The rest of the article is arranged as follows. In Section 2, we review recent works related to computer aided diagnosis with artificial intelligence for COVID-19 and relevant methodologies under weak supervision. We introduce the relavant background and details regarding DA-CMIL in Section 3. In Section 4, we provide descriptions on experimental settings and datasets employed. Experimental results are discussed in Sections 5 & 6. We conclude this study in Section 7.

This section presents related works in terms of COVID-19 screening, methods for weak supervision and selfsupervised learning.

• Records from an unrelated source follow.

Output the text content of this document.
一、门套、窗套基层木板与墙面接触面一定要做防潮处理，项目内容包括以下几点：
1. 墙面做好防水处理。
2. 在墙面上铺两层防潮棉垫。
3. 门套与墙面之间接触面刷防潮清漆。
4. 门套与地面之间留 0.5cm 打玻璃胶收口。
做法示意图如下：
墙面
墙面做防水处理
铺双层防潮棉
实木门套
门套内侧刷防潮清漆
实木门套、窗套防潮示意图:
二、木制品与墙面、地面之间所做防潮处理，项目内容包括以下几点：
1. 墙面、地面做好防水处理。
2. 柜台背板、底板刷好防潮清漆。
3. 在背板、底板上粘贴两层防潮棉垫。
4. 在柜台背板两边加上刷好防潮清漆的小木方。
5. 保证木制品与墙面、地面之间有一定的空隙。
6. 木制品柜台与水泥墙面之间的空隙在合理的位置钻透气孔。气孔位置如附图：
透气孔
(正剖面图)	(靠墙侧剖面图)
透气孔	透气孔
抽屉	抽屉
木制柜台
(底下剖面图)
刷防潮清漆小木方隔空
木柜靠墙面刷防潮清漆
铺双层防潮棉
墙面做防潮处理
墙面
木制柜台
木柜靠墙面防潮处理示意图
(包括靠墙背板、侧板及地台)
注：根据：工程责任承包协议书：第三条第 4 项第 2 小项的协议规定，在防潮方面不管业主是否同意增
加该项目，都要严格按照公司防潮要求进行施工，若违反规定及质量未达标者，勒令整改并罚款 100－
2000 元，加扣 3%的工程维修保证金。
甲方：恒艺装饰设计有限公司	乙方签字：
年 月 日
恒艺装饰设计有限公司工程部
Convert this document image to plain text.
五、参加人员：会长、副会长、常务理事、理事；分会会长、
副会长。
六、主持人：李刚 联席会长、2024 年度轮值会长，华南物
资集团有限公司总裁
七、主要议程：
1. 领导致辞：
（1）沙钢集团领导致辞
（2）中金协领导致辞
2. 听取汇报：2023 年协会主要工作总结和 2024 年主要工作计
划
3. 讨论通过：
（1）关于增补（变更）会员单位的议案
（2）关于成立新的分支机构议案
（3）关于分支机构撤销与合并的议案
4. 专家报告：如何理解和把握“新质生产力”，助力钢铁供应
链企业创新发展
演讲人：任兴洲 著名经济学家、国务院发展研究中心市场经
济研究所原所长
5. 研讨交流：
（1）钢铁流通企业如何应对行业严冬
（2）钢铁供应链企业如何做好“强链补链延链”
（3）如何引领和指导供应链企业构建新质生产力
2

The success of deep learning based techniques applied to medical image analysis has shown promising results for several application areas such as segmentation and disease detection. Several pioneering methods Shi et al. Huang et al. (2020) have been key areas of research. Notably, a recent review Shi et al. (2020a) shows that screening is predominant and continues to receive much interest. Moreover, given that chest CT best shows key image characteristics for COVID-19 diagnosis, CT is preferred over X-ray despite it being a low cost solution. Ng et al. (2020) recently claimed that consolidative and/or ground glass opacities (GGO) on CT are often undetectable in chest radiography and highlighted the pros and cons of each imaging modality.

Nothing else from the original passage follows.